A masterful explosion of contradictions, merging in harmony and captured in a bottle!

Duck Muck was first made by a stroke of luck. Some super-ripe Shiraz was picked and made into wine, which didn’t quite fill a barrel. The barrel was then topped up with Alan’s Cabernet Pressings, being the only wine available to David (Duck) at that time in 1994. The resulting wine was given away to their best customers. What David didn’t appreciate at the time was how the blend of these two vineyards, and that specific style, was going to create a wine that was not only of world class quality, but gain cult status all over the world.
With a few refinements, Duck Muck is possibly the hardest wine for Wild Duck Creek to make. The vineyards are meticulously attended to. Cane pruned, shoot thinned, and fruit thinned to try and achieve the perfect balance in any particular vintage. The fruit is then picked and partly destemmed into small open top fermenters. The Original Vineyard Shiraz having 30% whole bunches left in the ferment. The wine is then gently basket pressed into 100% new Dominique Laurent barriques and matured for up to 27 months. Duck Muck when bottled is extraordinarily intense, with layers of texture, wonderfully complex aroma, and incredible length and depth.

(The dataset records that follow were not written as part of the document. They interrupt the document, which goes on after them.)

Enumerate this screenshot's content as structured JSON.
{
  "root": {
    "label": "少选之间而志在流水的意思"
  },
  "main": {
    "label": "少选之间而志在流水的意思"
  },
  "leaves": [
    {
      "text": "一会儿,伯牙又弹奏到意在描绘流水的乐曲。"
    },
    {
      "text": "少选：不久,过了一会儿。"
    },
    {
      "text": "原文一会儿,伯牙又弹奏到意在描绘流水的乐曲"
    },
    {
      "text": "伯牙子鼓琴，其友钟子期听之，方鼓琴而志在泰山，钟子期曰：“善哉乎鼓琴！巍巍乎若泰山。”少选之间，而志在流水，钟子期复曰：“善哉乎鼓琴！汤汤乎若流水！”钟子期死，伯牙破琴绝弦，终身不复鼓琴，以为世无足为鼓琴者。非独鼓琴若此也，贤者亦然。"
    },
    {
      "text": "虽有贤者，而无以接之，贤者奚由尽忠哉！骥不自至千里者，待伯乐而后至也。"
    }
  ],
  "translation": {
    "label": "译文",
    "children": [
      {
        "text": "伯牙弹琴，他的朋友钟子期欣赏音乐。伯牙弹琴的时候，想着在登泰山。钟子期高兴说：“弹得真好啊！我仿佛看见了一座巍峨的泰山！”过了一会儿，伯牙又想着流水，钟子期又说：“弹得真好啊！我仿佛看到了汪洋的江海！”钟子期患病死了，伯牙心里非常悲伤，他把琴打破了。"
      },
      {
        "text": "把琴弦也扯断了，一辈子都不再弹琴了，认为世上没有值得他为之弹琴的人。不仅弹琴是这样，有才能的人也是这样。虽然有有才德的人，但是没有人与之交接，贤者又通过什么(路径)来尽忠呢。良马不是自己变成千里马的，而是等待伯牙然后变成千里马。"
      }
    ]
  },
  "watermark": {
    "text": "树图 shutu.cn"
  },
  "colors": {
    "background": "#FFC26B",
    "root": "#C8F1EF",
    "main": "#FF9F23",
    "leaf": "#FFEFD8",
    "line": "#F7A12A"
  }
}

The remarkable Duck Muck is so densely packed with fruit and tannins, it is almost as solid as panne forte. It is a wine that Dave “Duck” Anderson would describe as an “ambulance induced wine”, a “firecracker in a glass” or a wine that would “wound you”. Duck Muck is hardly a shrinking violet. It’s more like an explosive that promises to rip off the lining of your mouth. No doubt on a freezing cold night it would warm your cockles but at $1000 a bottle during it’s hey day it would be cheaper buying a heater!